Parlons maintenant des répercussions qui m’ont tarabustée.

Du côté du bon monde, Mme Rivard a été presque élevée au niveau de personne repentante.

« Y’a de l’espoir », « Waw elle a enfin compris », « Super initiative » Et ainsi de suite.

Quoi???

Elle a embrassé mon amie, ok. Elle dit vouloir ouvrir la porte au dialogue. (Même si nous n’avons vu aucun dialogue, seulement deux filles qui voulaient faire un hit sans échange de craintes ni partage d’idées ) Mais bon, ok.

Mais pourquoi donner du crédit à cette femme?

Cette femme ne s’est excusée nulle part pour avoir tant méprisé les femmes musulmanes.

Elle n’a pas non plus présenté d’excuses aux Colombien·ne·s qu’elle a traité·e·s de déchets.

Pas plus qu’aux femmes voilées qu’elle continue à ce jour de traiter de guenilles.

Ni pour sa grossophobie à l’endroit des femmes rondes.

Non plus que pour le harcèlement ciblé dans lequel elle se donne à cœur joie avec certaines de ses amies malveillantes.

S’est-elle excusée pour avoir méprisé le mouvement #metoo en affirmant que les femmes méritaient de se faire agresser parce qu’elles portent des jupes courtes ou des décolletés?

S’est-elle excusée de sa transphobie? Non! Même que dans une vidéo intitulée « Mea culpa », tournée six jours après la rencontre avec mon amie, elle accuse une fois de plus Mme Gabrielle Bouchard d’être un homme! D’ailleurs, mea culpa signifie « excuses », « my bad », « de ma faute »… Non seulement elle ne s’excuse de rien, mais elle en remet une couche!

Vraiment, tout à coup, pour un bisou sur un morceau de polyester, on la met sur un piédestal? On donne des pouces en l’air et des cœurs pour une femme qui a créé des centaines de clips haineux, racistes, xénophobes, grossophobes, transphobes, misogynes et antiféministes?
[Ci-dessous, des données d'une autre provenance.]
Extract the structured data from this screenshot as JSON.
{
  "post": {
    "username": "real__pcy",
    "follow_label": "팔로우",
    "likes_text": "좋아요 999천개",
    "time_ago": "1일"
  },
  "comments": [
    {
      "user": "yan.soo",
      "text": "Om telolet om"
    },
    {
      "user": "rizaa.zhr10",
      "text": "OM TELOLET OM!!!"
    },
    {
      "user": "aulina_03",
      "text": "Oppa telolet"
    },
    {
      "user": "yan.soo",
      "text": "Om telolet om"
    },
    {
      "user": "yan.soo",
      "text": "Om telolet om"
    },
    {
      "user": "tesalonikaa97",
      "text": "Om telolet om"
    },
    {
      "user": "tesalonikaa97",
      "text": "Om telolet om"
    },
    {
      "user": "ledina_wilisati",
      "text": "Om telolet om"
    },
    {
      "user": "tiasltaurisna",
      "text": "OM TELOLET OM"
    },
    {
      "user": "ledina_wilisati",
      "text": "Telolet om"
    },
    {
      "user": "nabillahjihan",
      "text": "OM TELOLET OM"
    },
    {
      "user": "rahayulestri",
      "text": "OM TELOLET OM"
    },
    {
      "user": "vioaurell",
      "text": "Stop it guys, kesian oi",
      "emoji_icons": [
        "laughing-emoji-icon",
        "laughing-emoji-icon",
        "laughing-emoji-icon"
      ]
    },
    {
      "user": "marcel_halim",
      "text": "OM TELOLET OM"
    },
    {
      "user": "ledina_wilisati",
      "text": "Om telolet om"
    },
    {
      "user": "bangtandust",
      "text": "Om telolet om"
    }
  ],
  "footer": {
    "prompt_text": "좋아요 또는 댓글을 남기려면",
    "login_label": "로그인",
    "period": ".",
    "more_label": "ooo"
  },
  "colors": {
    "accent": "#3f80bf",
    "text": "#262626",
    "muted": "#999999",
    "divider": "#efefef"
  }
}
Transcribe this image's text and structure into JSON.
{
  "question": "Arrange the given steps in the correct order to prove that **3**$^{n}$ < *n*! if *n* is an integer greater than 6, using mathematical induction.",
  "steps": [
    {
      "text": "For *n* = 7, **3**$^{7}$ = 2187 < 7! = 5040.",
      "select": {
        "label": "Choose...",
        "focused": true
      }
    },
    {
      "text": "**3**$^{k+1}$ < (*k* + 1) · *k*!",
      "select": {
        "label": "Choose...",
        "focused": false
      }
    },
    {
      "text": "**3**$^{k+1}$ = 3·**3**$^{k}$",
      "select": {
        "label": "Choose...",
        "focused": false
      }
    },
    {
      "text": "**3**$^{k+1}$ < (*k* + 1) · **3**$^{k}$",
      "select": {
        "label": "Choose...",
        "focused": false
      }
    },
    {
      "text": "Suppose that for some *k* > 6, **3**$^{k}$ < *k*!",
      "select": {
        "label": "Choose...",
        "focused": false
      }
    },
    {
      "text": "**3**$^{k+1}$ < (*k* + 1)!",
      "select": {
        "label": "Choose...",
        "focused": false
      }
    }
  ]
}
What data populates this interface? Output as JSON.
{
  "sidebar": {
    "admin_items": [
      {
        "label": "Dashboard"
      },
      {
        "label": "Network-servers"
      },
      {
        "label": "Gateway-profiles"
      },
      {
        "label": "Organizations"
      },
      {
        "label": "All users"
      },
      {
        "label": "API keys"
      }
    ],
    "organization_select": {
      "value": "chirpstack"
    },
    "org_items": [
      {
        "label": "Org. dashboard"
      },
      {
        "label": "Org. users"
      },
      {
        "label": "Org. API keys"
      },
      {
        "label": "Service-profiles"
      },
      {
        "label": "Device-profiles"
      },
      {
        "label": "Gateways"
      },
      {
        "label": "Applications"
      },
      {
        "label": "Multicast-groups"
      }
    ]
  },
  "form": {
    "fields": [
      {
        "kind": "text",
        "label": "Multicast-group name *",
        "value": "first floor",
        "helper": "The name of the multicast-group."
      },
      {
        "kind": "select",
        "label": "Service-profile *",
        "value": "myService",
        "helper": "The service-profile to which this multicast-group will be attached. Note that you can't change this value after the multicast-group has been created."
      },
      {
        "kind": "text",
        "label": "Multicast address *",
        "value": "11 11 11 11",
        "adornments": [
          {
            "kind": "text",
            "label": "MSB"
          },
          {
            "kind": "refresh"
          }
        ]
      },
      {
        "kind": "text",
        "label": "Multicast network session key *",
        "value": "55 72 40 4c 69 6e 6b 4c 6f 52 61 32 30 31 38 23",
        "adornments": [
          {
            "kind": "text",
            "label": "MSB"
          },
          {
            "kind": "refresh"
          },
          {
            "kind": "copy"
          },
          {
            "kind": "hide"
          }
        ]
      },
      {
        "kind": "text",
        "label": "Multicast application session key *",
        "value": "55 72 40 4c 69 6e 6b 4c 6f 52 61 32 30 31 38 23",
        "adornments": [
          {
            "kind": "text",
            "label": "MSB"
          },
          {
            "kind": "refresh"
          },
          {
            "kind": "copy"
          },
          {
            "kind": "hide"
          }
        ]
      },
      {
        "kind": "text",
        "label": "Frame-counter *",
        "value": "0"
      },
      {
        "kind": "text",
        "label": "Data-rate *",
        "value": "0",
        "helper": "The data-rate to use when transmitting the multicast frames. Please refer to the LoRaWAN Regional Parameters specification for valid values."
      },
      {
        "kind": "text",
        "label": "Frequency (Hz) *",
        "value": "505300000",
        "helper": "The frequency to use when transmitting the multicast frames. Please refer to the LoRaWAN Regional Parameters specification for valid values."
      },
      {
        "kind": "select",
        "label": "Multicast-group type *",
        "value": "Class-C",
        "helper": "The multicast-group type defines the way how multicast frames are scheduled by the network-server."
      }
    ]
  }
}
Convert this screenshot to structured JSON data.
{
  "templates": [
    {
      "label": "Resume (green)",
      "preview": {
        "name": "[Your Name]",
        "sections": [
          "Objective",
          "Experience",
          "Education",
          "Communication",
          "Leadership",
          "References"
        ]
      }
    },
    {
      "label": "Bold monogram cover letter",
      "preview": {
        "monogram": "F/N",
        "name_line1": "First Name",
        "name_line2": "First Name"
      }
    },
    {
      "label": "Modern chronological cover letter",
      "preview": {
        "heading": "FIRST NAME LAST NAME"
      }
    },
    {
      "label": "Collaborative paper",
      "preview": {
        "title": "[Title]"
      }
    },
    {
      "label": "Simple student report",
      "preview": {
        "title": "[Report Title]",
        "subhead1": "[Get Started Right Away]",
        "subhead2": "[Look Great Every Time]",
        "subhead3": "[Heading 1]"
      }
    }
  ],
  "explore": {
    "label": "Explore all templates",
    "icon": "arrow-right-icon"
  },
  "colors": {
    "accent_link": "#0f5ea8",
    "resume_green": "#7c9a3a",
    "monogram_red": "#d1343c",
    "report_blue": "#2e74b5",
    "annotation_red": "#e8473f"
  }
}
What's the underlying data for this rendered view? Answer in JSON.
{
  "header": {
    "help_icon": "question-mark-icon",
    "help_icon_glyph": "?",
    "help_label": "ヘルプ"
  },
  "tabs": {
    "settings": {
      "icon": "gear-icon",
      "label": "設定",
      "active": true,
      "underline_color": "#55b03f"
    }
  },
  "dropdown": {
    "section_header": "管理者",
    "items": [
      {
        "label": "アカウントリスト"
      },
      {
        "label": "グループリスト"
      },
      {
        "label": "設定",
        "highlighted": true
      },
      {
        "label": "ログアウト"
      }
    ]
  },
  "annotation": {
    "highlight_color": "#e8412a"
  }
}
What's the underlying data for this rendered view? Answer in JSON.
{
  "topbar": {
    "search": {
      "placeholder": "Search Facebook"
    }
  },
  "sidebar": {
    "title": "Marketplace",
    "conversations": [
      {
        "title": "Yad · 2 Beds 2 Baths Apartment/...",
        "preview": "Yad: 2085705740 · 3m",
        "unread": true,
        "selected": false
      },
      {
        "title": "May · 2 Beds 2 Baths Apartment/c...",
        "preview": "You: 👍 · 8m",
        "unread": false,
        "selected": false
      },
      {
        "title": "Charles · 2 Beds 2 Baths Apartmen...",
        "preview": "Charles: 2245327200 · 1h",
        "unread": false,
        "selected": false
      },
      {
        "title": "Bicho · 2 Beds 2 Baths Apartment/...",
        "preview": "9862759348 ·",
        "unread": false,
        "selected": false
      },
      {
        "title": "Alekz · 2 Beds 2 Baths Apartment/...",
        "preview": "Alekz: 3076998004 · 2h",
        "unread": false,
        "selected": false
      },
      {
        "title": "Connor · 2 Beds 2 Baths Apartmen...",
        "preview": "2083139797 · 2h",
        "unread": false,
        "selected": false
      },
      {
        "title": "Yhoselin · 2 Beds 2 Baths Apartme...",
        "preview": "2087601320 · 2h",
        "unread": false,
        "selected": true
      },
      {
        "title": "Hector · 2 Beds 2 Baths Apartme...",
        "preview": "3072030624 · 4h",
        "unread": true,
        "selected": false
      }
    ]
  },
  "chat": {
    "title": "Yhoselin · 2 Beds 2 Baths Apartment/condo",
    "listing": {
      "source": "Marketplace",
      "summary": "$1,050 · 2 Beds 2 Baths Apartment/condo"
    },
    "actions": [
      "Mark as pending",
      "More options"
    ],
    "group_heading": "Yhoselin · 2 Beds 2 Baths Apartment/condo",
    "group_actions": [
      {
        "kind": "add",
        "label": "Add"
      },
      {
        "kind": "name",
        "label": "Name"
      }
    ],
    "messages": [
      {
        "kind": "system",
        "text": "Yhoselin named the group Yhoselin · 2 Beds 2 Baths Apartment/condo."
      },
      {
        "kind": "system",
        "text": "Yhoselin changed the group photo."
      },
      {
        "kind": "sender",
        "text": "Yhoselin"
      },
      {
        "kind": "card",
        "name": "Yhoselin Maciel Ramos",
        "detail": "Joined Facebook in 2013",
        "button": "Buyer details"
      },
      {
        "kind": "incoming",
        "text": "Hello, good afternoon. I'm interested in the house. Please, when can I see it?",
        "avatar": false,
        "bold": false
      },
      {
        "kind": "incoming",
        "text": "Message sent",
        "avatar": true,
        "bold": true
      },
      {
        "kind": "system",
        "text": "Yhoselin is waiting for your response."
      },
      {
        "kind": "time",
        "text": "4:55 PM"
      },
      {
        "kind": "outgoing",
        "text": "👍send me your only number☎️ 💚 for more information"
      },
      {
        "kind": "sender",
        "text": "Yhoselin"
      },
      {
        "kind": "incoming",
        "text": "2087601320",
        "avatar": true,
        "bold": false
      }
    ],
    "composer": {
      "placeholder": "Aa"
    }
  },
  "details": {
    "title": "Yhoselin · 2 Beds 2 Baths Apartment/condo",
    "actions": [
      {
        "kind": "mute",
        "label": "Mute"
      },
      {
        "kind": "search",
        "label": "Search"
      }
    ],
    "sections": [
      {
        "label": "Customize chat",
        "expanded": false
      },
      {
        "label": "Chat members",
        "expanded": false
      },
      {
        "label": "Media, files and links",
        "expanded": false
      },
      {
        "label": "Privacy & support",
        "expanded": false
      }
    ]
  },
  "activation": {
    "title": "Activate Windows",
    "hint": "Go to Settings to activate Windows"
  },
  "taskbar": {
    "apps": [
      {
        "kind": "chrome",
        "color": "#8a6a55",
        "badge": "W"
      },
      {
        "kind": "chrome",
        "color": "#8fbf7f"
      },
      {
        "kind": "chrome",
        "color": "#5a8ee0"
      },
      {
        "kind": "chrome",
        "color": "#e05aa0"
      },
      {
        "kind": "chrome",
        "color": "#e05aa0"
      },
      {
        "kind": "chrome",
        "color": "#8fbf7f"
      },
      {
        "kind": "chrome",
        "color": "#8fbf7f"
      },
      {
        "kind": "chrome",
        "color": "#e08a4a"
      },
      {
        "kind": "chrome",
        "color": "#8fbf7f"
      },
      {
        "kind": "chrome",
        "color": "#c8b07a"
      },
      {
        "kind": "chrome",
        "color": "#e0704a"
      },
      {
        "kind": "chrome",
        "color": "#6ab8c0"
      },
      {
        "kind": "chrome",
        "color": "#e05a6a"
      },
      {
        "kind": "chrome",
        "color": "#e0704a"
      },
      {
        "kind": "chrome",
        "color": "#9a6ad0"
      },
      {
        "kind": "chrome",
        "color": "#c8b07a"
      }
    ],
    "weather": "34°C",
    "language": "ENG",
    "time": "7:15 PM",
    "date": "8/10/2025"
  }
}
Je ne demande pas mieux que de liker un truc de Josée Rivard, voire de lui pardonner. De fait, je préférerais l’aimer que d’avoir un frisson de dégoût quand je la vois.

Mais je ne serai pas de celleux qui disent « waw y’a de l’espoir », tant qu’elle ne se sera pas excusée pour le mal qu’elle a fait en incitant des milliers de personnes à haïr leur prochain.